In the notebook, the randomly initialized model’s loss is later compared to the trained model’s loss to show that the loss has decreased, however, it’s not a true apples to apples comparison since during training the xb and yb variables have been modified and now the loss is being computed on a much smaller batch of 16 instead of the original 64. The loss does decrease when compared to the original batch but not as much as it appears unless I’m doing something wrong.
Perhaps a method needs to be added to always get the same original batch when comparing the trained loss.
I’m probably reading it too literally when you say “Let’s check the loss and compare to what we got earlier.” I read that to mean that the loss should be computed on the “exact” same batch of xb, yb for comparison purposes.
I had mentioned about 2 months ago about possibly adding accuracy into this notebook when it was in its earliest stages. I still think it would help the reader to see the accuracy as well as the loss to see how that improves as the loss improves and to understand how the predictions correlate to the target values. It seems like that discussion is somewhat missing from the notebook. Others may not agree. Anyway, I’ve gone ahead and submitted a PR with a sample of what I’m thinking.
PyTorch will even create fast GPU or vectorized CPU code for your function automatically.
This left me wondering how this magic works. Is there a reference for further reading we could add here?
Section Switch to CNN
For people unfamiliar with torch.Tensor.view and Conv2d, would it be helpful to explain the basic mechanics of how the data flows here?
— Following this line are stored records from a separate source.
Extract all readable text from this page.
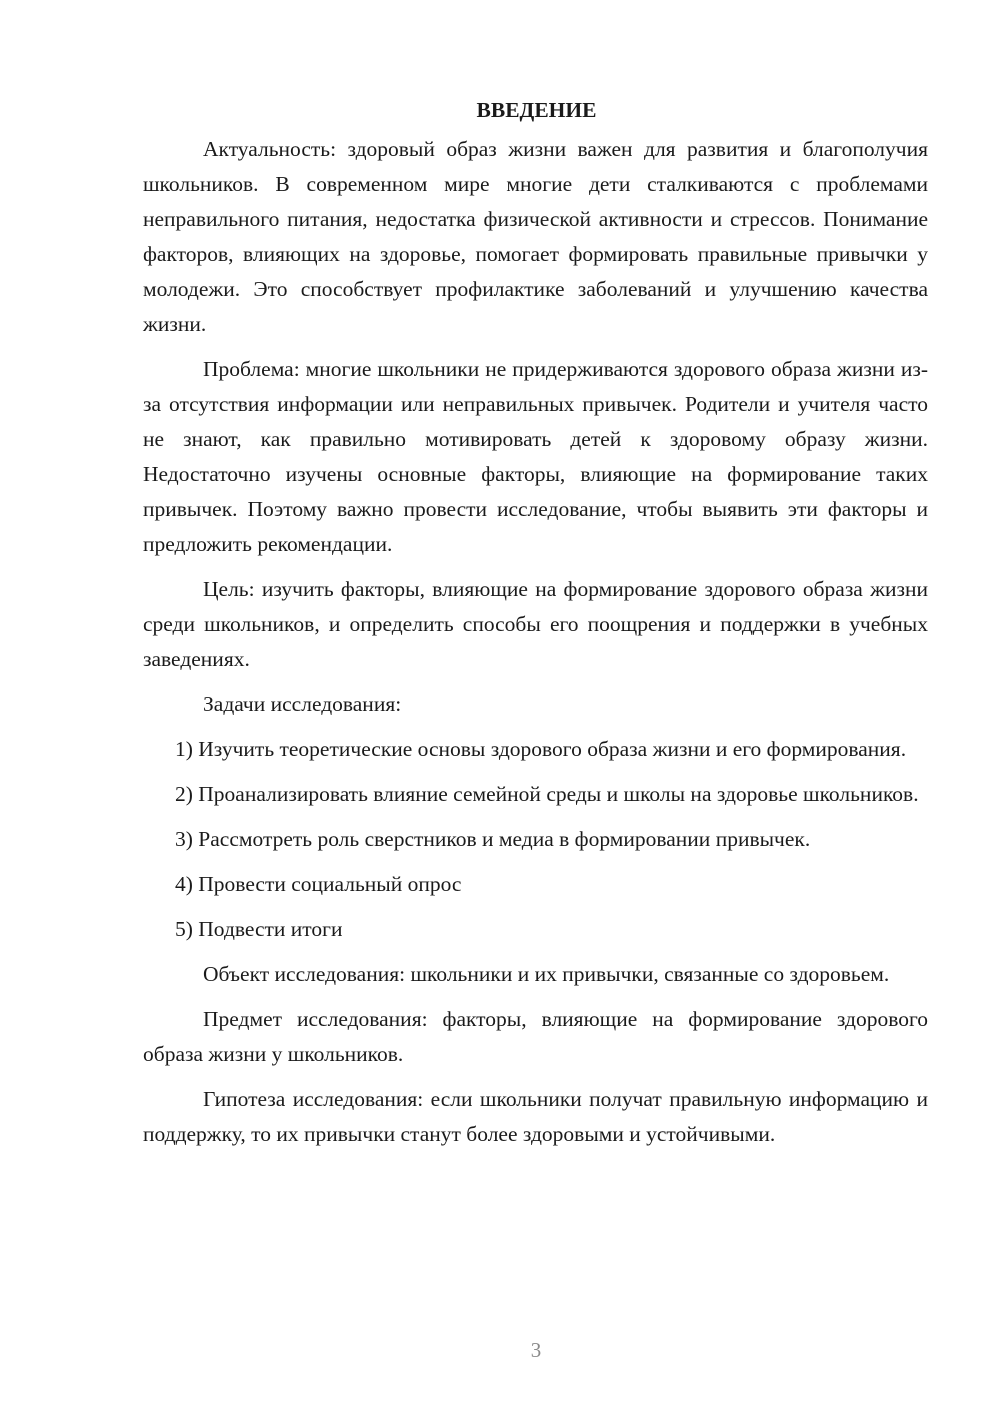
ВВЕДЕНИЕ

Актуальность: здоровый образ жизни важен для развития и благополучия школьников. В современном мире многие дети сталкиваются с проблемами неправильного питания, недостатка физической активности и стрессов. Понимание факторов, влияющих на здоровье, помогает формировать правильные привычки у молодежи. Это способствует профилактике заболеваний и улучшению качества жизни.

Проблема: многие школьники не придерживаются здорового образа жизни из-за отсутствия информации или неправильных привычек. Родители и учителя часто не знают, как правильно мотивировать детей к здоровому образу жизни. Недостаточно изучены основные факторы, влияющие на формирование таких привычек. Поэтому важно провести исследование, чтобы выявить эти факторы и предложить рекомендации.

Цель: изучить факторы, влияющие на формирование здорового образа жизни среди школьников, и определить способы его поощрения и поддержки в учебных заведениях.

Задачи исследования:

1) Изучить теоретические основы здорового образа жизни и его формирования.

2) Проанализировать влияние семейной среды и школы на здоровье школьников.

3) Рассмотреть роль сверстников и медиа в формировании привычек.

4) Провести социальный опрос

5) Подвести итоги

Объект исследования: школьники и их привычки, связанные со здоровьем.

Предмет исследования: факторы, влияющие на формирование здорового образа жизни у школьников.

Гипотеза исследования: если школьники получат правильную информацию и поддержку, то их привычки станут более здоровыми и устойчивыми.

3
E.g. The input channel of size 1 in the first Conv2d layer is created by reshaping the data using xb.view(-1,1,28,28) into image data of size 28x28 with 1 color channel
If you’re lucky enough to have access to a CUDA-capable CPU
I like the first notebook, I think it is a good starting point and demystify the high level fastai library. I think this will make people have a general idea of PyTorch and when they read code outside of fastai community, they will understand code in a more “raw” PyTorch code.
Just notice fastai_v1\doc\fastai_full.svg, is it generated by some library?
I would like to make a small PR to start with, but I stuck in the tools/build part, I am using Window 10, it seems like the path is not correctly joined. I have tried following the steps in contribute.md, would love any help here, thank you!
(I think in line 16 for tools/build.py, the file should be a relative path but it return absolute path instead and causing the error, not sure if it is Window specific?..) for file in sorted(path.glob('0*ipynb')):
I am able to fix the path by changing it by either
for file in sorted(glob.glob('0*ipynb')): # Not sure is it a difference between pathlib.Path.glob and glob.glob
set path = Path(.)
Note that I am running tools/build from the fastai_v1 directory with git Bash
@nok do you mind asking 2) and 3) over in #fastai-dev and also tagging @stas (who wrote the tools/build thing). You’ll also find a thread there discussing that tool (which is entirely optional for getting started BTW).
One thing I’ve been wondering about this notebook and in subsequent notebooks is that since the log_softmax is removed from the neural network and replaced by the use of F.cross_entropy in the loss function, should it be mentioned somewhere either in this notebook or some subsequent notebook that if the prediction percentages were desired in order to see how confident the prediction was, the outputs would need to be run through the softmax function. Something like the code below for this notebook. I haven’t seen this discussed so far in the notebooks I’ve gone through but I haven’t gone through all of them so perhaps this is discussed in a later one. Or perhaps I’ve not got any of this correct and am misunderstanding. Thanks for any clarification.
In Refactor using DataLoader, there is a ... in the sample code being replaced, which isn’t used in other examples.
In Add validation, it might be worthwhile to add a reference/example for why we use model.train() and model.eval(). There is a quora link just above on why shuffling is important, could include something like that for batch norm.
In Switch to CNN, xb.view() is first introduced, but not explained until the nn.Sequential section. Might make more sense to add that explantation in the same section that Conv2d is explained.
In Switch to CNN, First try and nn.Sequential, this code block is present:
Hi @jeremy ,
I think it’s really really good on the “all you need for your understanding part”.
But one thing I’m missing (like in most tutorials) is the “what to do if again something has gone wrong in your model” part. I don’t find traces and debugging helpful. What I then do is logging stuff like that:
I strongly suggest folks use the debugger for this FYI - but either way it’s out of scope for this tutorial (and I’m glad you’ve found a hook-based solution that works for you; you might like the new Hook functionality in fastai v1!)